In einer gigantischen Pflanzenfärbe-Aktion färbten die Frauen 14 kg reine Schafwolle.
Die Pflanzen wurden -soweit möglich- mit den Frauen auf Spaziergängen gesammelt und für das Färben aufbereitet, es sollten ja Pflanzen aus ihrer unmittelbaren neuen Umgebung sein. So schälten sie ein paar Apfelbaumäste und nahmen Efeu aus ihrem Garten, Frauenmantel aus dem Wald in der Nähe, Birkenblätter, Walnussblätter und -schalen, Zwiebelschalen aus ihrer Küche. Cochenille aus Schildläusen kam aus Indien, auch Indigo für die Blautöne wurde gekauft. Es ergaben sich aus den heimischen Pflanzen viele Abstufungen von Beige bis Zitronengelb, auch Goldgelb. Aus Henna, mit dem die Frauen im Irak traditionell ihre Handflächen färbten, wurde ein prächtiges Orange gewonnen. Dann wurde am Schluss Gelb mit Indigo gemischt, um Grüntöne zu bekommen u.s.w.
Beauftragt durch das Rottweiler Kreissozialamt, arbeitet die Kunsttherapeutin Monika Heidger seit März 2016 mit den Frauen, Kindern und Jugendlichen aus den Kriegsgebieten des Nordirak. Mit malerischen Techniken, Formenzeichnen und Plastizieren tastete sie sich ressourcenorientiert an die Bedürfnisse und handwerklich-gestalterischen Vorlieben der Frauen heran. Nachdem sie ihr Interesse an Textilien, besonders an dem Verarbeiten von Schafwolle entdeckt hatten, stiegen die Frauen intensiv ein und verspannen (mit einer Tellerspindel!) acht Kilogramm Rohwolle. Das war ihnen vertraut, sie erlebten sich in einer befriedigenden, ihnen bekannten, Aktivität.
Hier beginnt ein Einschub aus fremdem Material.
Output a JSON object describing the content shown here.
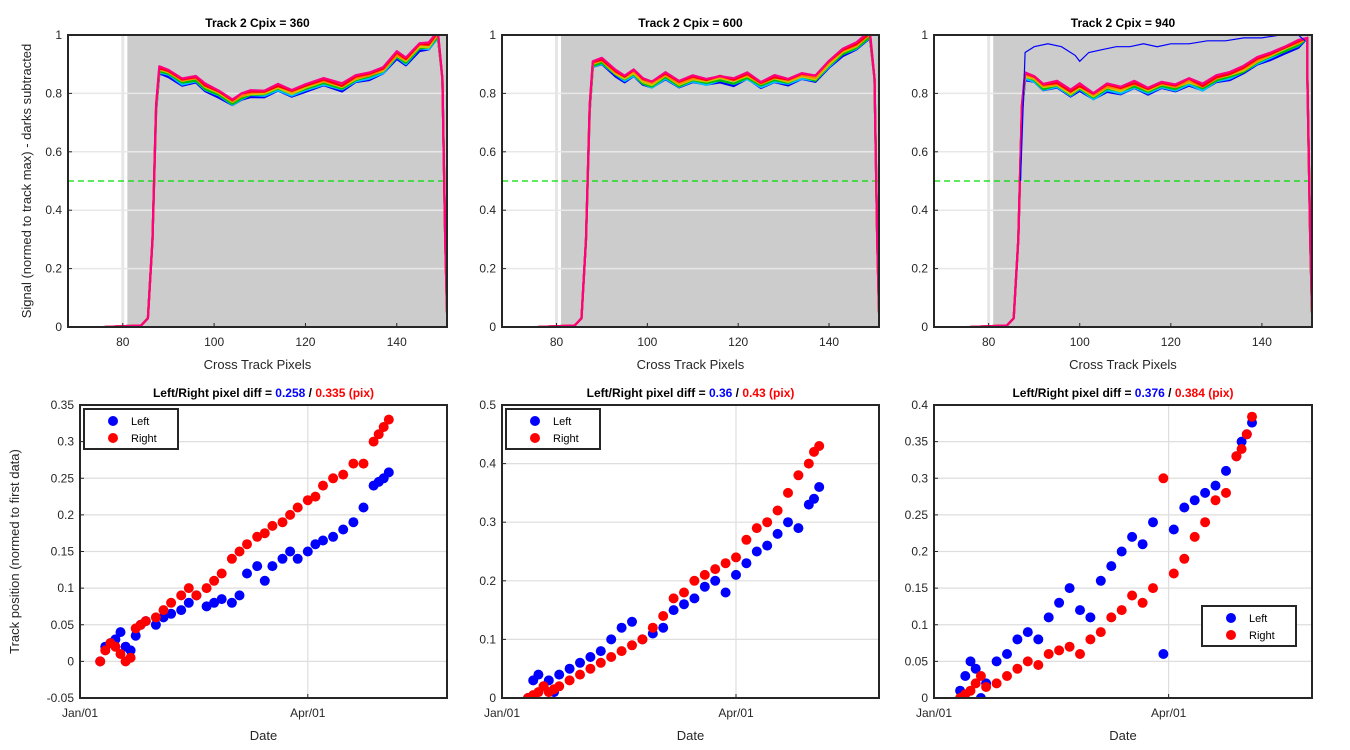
{
  "figure": {
    "background": "#ffffff"
  },
  "chart_data": [
    {
      "type": "line",
      "title": "Track 2 Cpix = 360",
      "xlabel": "Cross Track Pixels",
      "ylabel": "Signal (normed to track max) - darks subtracted",
      "xlim": [
        68,
        151
      ],
      "ylim": [
        0,
        1
      ],
      "xticks": [
        80,
        100,
        120,
        140
      ],
      "yticks": [
        0,
        0.2,
        0.4,
        0.6,
        0.8,
        1
      ],
      "ytick_labels": [
        "0",
        "0.2",
        "0.4",
        "0.6",
        "0.8",
        "1"
      ],
      "shaded_region": {
        "x": [
          81,
          151
        ],
        "color": "#cccccc"
      },
      "vertical_line": {
        "x": 80,
        "color": "#e6e6e6"
      },
      "threshold_line": {
        "y": 0.5,
        "color": "#00dd00",
        "style": "dashed"
      },
      "series_colors": [
        "#0000ff",
        "#00c0ff",
        "#00c000",
        "#c8c800",
        "#ff8000",
        "#ff0000",
        "#ff0080"
      ],
      "plateau": [
        [
          88,
          0.88
        ],
        [
          90,
          0.87
        ],
        [
          93,
          0.84
        ],
        [
          96,
          0.85
        ],
        [
          98,
          0.82
        ],
        [
          101,
          0.8
        ],
        [
          104,
          0.77
        ],
        [
          106,
          0.79
        ],
        [
          108,
          0.8
        ],
        [
          111,
          0.8
        ],
        [
          114,
          0.82
        ],
        [
          117,
          0.8
        ],
        [
          120,
          0.82
        ],
        [
          124,
          0.84
        ],
        [
          128,
          0.82
        ],
        [
          131,
          0.85
        ],
        [
          134,
          0.86
        ],
        [
          137,
          0.88
        ],
        [
          140,
          0.93
        ],
        [
          142,
          0.91
        ],
        [
          145,
          0.96
        ],
        [
          147,
          0.96
        ],
        [
          149,
          1.0
        ]
      ],
      "extra_line": null
    },
    {
      "type": "line",
      "title": "Track 2 Cpix = 600",
      "xlabel": "Cross Track Pixels",
      "ylabel": "",
      "xlim": [
        68,
        151
      ],
      "ylim": [
        0,
        1
      ],
      "xticks": [
        80,
        100,
        120,
        140
      ],
      "yticks": [
        0,
        0.2,
        0.4,
        0.6,
        0.8,
        1
      ],
      "ytick_labels": [
        "0",
        "0.2",
        "0.4",
        "0.6",
        "0.8",
        "1"
      ],
      "shaded_region": {
        "x": [
          81,
          151
        ],
        "color": "#cccccc"
      },
      "vertical_line": {
        "x": 80,
        "color": "#e6e6e6"
      },
      "threshold_line": {
        "y": 0.5,
        "color": "#00dd00",
        "style": "dashed"
      },
      "series_colors": [
        "#0000ff",
        "#00c0ff",
        "#00c000",
        "#c8c800",
        "#ff8000",
        "#ff0000",
        "#ff0080"
      ],
      "plateau": [
        [
          88,
          0.9
        ],
        [
          90,
          0.91
        ],
        [
          93,
          0.87
        ],
        [
          95,
          0.85
        ],
        [
          97,
          0.87
        ],
        [
          99,
          0.84
        ],
        [
          101,
          0.83
        ],
        [
          104,
          0.86
        ],
        [
          107,
          0.83
        ],
        [
          110,
          0.85
        ],
        [
          113,
          0.84
        ],
        [
          116,
          0.85
        ],
        [
          119,
          0.84
        ],
        [
          122,
          0.86
        ],
        [
          125,
          0.83
        ],
        [
          128,
          0.85
        ],
        [
          131,
          0.84
        ],
        [
          134,
          0.86
        ],
        [
          137,
          0.85
        ],
        [
          140,
          0.9
        ],
        [
          143,
          0.94
        ],
        [
          146,
          0.96
        ],
        [
          149,
          1.0
        ]
      ],
      "extra_line": null
    },
    {
      "type": "line",
      "title": "Track 2 Cpix = 940",
      "xlabel": "Cross Track Pixels",
      "ylabel": "",
      "xlim": [
        68,
        151
      ],
      "ylim": [
        0,
        1
      ],
      "xticks": [
        80,
        100,
        120,
        140
      ],
      "yticks": [
        0,
        0.2,
        0.4,
        0.6,
        0.8,
        1
      ],
      "ytick_labels": [
        "0",
        "0.2",
        "0.4",
        "0.6",
        "0.8",
        "1"
      ],
      "shaded_region": {
        "x": [
          81,
          151
        ],
        "color": "#cccccc"
      },
      "vertical_line": {
        "x": 80,
        "color": "#e6e6e6"
      },
      "threshold_line": {
        "y": 0.5,
        "color": "#00dd00",
        "style": "dashed"
      },
      "series_colors": [
        "#0000ff",
        "#00c0ff",
        "#00c000",
        "#c8c800",
        "#ff8000",
        "#ff0000",
        "#ff0080"
      ],
      "plateau": [
        [
          88,
          0.86
        ],
        [
          90,
          0.85
        ],
        [
          92,
          0.82
        ],
        [
          95,
          0.83
        ],
        [
          98,
          0.8
        ],
        [
          100,
          0.82
        ],
        [
          103,
          0.79
        ],
        [
          106,
          0.82
        ],
        [
          109,
          0.81
        ],
        [
          112,
          0.83
        ],
        [
          115,
          0.81
        ],
        [
          118,
          0.83
        ],
        [
          121,
          0.82
        ],
        [
          124,
          0.84
        ],
        [
          127,
          0.82
        ],
        [
          130,
          0.85
        ],
        [
          133,
          0.86
        ],
        [
          136,
          0.88
        ],
        [
          139,
          0.91
        ],
        [
          142,
          0.93
        ],
        [
          145,
          0.95
        ],
        [
          148,
          0.97
        ],
        [
          150,
          0.99
        ]
      ],
      "extra_line": {
        "color": "#0000ff",
        "points": [
          [
            87,
            0.5
          ],
          [
            88,
            0.94
          ],
          [
            90,
            0.96
          ],
          [
            93,
            0.97
          ],
          [
            96,
            0.96
          ],
          [
            99,
            0.93
          ],
          [
            100,
            0.91
          ],
          [
            102,
            0.94
          ],
          [
            105,
            0.95
          ],
          [
            108,
            0.96
          ],
          [
            111,
            0.96
          ],
          [
            114,
            0.97
          ],
          [
            117,
            0.96
          ],
          [
            120,
            0.97
          ],
          [
            124,
            0.97
          ],
          [
            128,
            0.98
          ],
          [
            132,
            0.98
          ],
          [
            136,
            0.99
          ],
          [
            140,
            0.99
          ],
          [
            144,
            1.0
          ],
          [
            148,
            1.0
          ],
          [
            149.5,
            0.98
          ]
        ]
      }
    },
    {
      "type": "scatter",
      "title": "Left/Right pixel diff = ",
      "title_left_value": "0.258",
      "title_sep": " / ",
      "title_right_value": "0.335 (pix)",
      "xlabel": "Date",
      "ylabel": "Track position (normed to first data)",
      "x_unit": "days since Jan 01",
      "xlim": [
        0,
        145
      ],
      "ylim": [
        -0.05,
        0.35
      ],
      "xticks": [
        0,
        90
      ],
      "xtick_labels": [
        "Jan/01",
        "Apr/01"
      ],
      "yticks": [
        -0.05,
        0,
        0.05,
        0.1,
        0.15,
        0.2,
        0.25,
        0.3,
        0.35
      ],
      "ytick_labels": [
        "-0.05",
        "0",
        "0.05",
        "0.1",
        "0.15",
        "0.2",
        "0.25",
        "0.3",
        "0.35"
      ],
      "legend_position": "top-left",
      "series": [
        {
          "name": "Left",
          "color": "#0000ff",
          "x": [
            8,
            10,
            12,
            14,
            16,
            18,
            20,
            22,
            24,
            26,
            30,
            33,
            36,
            40,
            43,
            46,
            50,
            53,
            56,
            60,
            63,
            66,
            70,
            73,
            76,
            80,
            83,
            86,
            90,
            93,
            96,
            100,
            104,
            108,
            112,
            116,
            118,
            120,
            122
          ],
          "y": [
            0.0,
            0.02,
            0.025,
            0.03,
            0.04,
            0.02,
            0.015,
            0.035,
            0.05,
            0.055,
            0.05,
            0.06,
            0.065,
            0.07,
            0.08,
            0.09,
            0.075,
            0.08,
            0.085,
            0.08,
            0.09,
            0.12,
            0.13,
            0.11,
            0.13,
            0.14,
            0.15,
            0.14,
            0.15,
            0.16,
            0.165,
            0.17,
            0.18,
            0.19,
            0.21,
            0.24,
            0.245,
            0.25,
            0.258
          ]
        },
        {
          "name": "Right",
          "color": "#ff0000",
          "x": [
            8,
            10,
            12,
            14,
            16,
            18,
            20,
            22,
            24,
            26,
            30,
            33,
            36,
            40,
            43,
            46,
            50,
            53,
            56,
            60,
            63,
            66,
            70,
            73,
            76,
            80,
            83,
            86,
            90,
            93,
            96,
            100,
            104,
            108,
            112,
            116,
            118,
            120,
            122
          ],
          "y": [
            0.0,
            0.015,
            0.025,
            0.02,
            0.01,
            0.0,
            0.005,
            0.045,
            0.05,
            0.055,
            0.06,
            0.07,
            0.08,
            0.09,
            0.1,
            0.09,
            0.1,
            0.11,
            0.12,
            0.14,
            0.15,
            0.16,
            0.17,
            0.175,
            0.185,
            0.19,
            0.2,
            0.21,
            0.22,
            0.225,
            0.24,
            0.25,
            0.255,
            0.27,
            0.27,
            0.3,
            0.31,
            0.32,
            0.33
          ]
        }
      ]
    },
    {
      "type": "scatter",
      "title": "Left/Right pixel diff = ",
      "title_left_value": "0.36",
      "title_sep": " / ",
      "title_right_value": "0.43 (pix)",
      "xlabel": "Date",
      "ylabel": "",
      "x_unit": "days since Jan 01",
      "xlim": [
        0,
        145
      ],
      "ylim": [
        0,
        0.5
      ],
      "xticks": [
        0,
        90
      ],
      "xtick_labels": [
        "Jan/01",
        "Apr/01"
      ],
      "yticks": [
        0,
        0.1,
        0.2,
        0.3,
        0.4,
        0.5
      ],
      "ytick_labels": [
        "0",
        "0.1",
        "0.2",
        "0.3",
        "0.4",
        "0.5"
      ],
      "legend_position": "top-left",
      "series": [
        {
          "name": "Left",
          "color": "#0000ff",
          "x": [
            10,
            12,
            14,
            16,
            18,
            20,
            22,
            26,
            30,
            34,
            38,
            42,
            46,
            50,
            54,
            58,
            62,
            66,
            70,
            74,
            78,
            82,
            86,
            90,
            94,
            98,
            102,
            106,
            110,
            114,
            118,
            120,
            122
          ],
          "y": [
            0.0,
            0.03,
            0.04,
            0.02,
            0.03,
            0.01,
            0.04,
            0.05,
            0.06,
            0.07,
            0.08,
            0.1,
            0.12,
            0.13,
            0.1,
            0.11,
            0.12,
            0.15,
            0.16,
            0.17,
            0.19,
            0.2,
            0.18,
            0.21,
            0.23,
            0.25,
            0.26,
            0.28,
            0.3,
            0.29,
            0.33,
            0.34,
            0.36
          ]
        },
        {
          "name": "Right",
          "color": "#ff0000",
          "x": [
            10,
            12,
            14,
            16,
            18,
            20,
            22,
            26,
            30,
            34,
            38,
            42,
            46,
            50,
            54,
            58,
            62,
            66,
            70,
            74,
            78,
            82,
            86,
            90,
            94,
            98,
            102,
            106,
            110,
            114,
            118,
            120,
            122
          ],
          "y": [
            0.0,
            0.005,
            0.01,
            0.02,
            0.01,
            0.015,
            0.02,
            0.03,
            0.04,
            0.05,
            0.06,
            0.07,
            0.08,
            0.09,
            0.1,
            0.12,
            0.14,
            0.17,
            0.18,
            0.2,
            0.21,
            0.22,
            0.23,
            0.24,
            0.27,
            0.29,
            0.3,
            0.32,
            0.35,
            0.38,
            0.4,
            0.42,
            0.43
          ]
        }
      ]
    },
    {
      "type": "scatter",
      "title": "Left/Right pixel diff = ",
      "title_left_value": "0.376",
      "title_sep": " / ",
      "title_right_value": "0.384 (pix)",
      "xlabel": "Date",
      "ylabel": "",
      "x_unit": "days since Jan 01",
      "xlim": [
        0,
        145
      ],
      "ylim": [
        0,
        0.4
      ],
      "xticks": [
        0,
        90
      ],
      "xtick_labels": [
        "Jan/01",
        "Apr/01"
      ],
      "yticks": [
        0,
        0.05,
        0.1,
        0.15,
        0.2,
        0.25,
        0.3,
        0.35,
        0.4
      ],
      "ytick_labels": [
        "0",
        "0.05",
        "0.1",
        "0.15",
        "0.2",
        "0.25",
        "0.3",
        "0.35",
        "0.4"
      ],
      "legend_position": "bottom-right",
      "series": [
        {
          "name": "Left",
          "color": "#0000ff",
          "x": [
            10,
            12,
            14,
            16,
            18,
            20,
            24,
            28,
            32,
            36,
            40,
            44,
            48,
            52,
            56,
            60,
            64,
            68,
            72,
            76,
            80,
            84,
            88,
            92,
            96,
            100,
            104,
            108,
            112,
            116,
            118,
            120,
            122
          ],
          "y": [
            0.01,
            0.03,
            0.05,
            0.04,
            0.0,
            0.02,
            0.05,
            0.06,
            0.08,
            0.09,
            0.08,
            0.11,
            0.13,
            0.15,
            0.12,
            0.11,
            0.16,
            0.18,
            0.2,
            0.22,
            0.21,
            0.24,
            0.06,
            0.23,
            0.26,
            0.27,
            0.28,
            0.29,
            0.31,
            0.33,
            0.35,
            0.36,
            0.376
          ]
        },
        {
          "name": "Right",
          "color": "#ff0000",
          "x": [
            10,
            12,
            14,
            16,
            18,
            20,
            24,
            28,
            32,
            36,
            40,
            44,
            48,
            52,
            56,
            60,
            64,
            68,
            72,
            76,
            80,
            84,
            88,
            92,
            96,
            100,
            104,
            108,
            112,
            116,
            118,
            120,
            122
          ],
          "y": [
            0.0,
            0.005,
            0.01,
            0.02,
            0.03,
            0.015,
            0.02,
            0.03,
            0.04,
            0.05,
            0.045,
            0.06,
            0.065,
            0.07,
            0.06,
            0.08,
            0.09,
            0.11,
            0.12,
            0.14,
            0.13,
            0.15,
            0.3,
            0.17,
            0.19,
            0.22,
            0.24,
            0.27,
            0.28,
            0.33,
            0.34,
            0.36,
            0.384
          ]
        }
      ]
    }
  ]
}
Die Frauen beteiligten sich, soweit es ihre Kräfte erlaubten. Sie durften natürlich auch gerne nur im Garten sitzen und alles bewundern. Das Staunen und auch die Freude über die Ergebnisse verlebendigte sie innerlich. Auch konnte ein Gefühl für ihre neue Umwelt geweckt werden, indem der Blick für das, was da um sie herum wächst, mehr geöffnet wurde.
Nach nun mittlerweile acht Wochen, sticken diese Frauen mit wachsender Freude Kissen. Teils mit traditionellen kurdischen Mustern, aber auch mit freien Motiven.
Anfangs hörten wir zwar oft- das kann ich nicht, oder das haben wir früher gekonnt, haben jetzt keine Kraft mehr- aber sie lassen sich ermutigen und wollen lernen. Mut und Selbstwertgefühl wachsen.
Spenden als Anschubfinanzierung gesucht
Um Einnahmen zur weiteren Materialbeschaffung zu erzielen, werden im Dezember ausgewählte Kunsthandwerker-Weihnachtsmärkte bestückt. Die erfahrene Wertschätzung ihrer Arbeit und - nicht zuletzt - das dann hoffentlich eingenommene Geld, stellen jetzt schon eine wichtige Motivation dar.
Das Land Baden-Württemberg begrenzte anfänglich die Unterstützung für dieses Kontingent auf drei Jahre. Unser Textilprojekt "Shingal" könnte den Frauen zukünftig eine eigenwirtschaftliche Basis und somit eine Bleibeperspektive eröffnen.
Bisher wurde das Projekt über öffentliche Mittel des Landkreises, Förderung der Landesstiftung Baden-Württemberg und über Spenden finanziert. Bei der sich abzeichnenden Eigendynamik des Projekts, wird eine Anschubfinanzierung für die Gründungsphase einer (Textil-)Manufaktur benötigt, mit der sich die Frauen ihre eigene Existenz aufbauen können.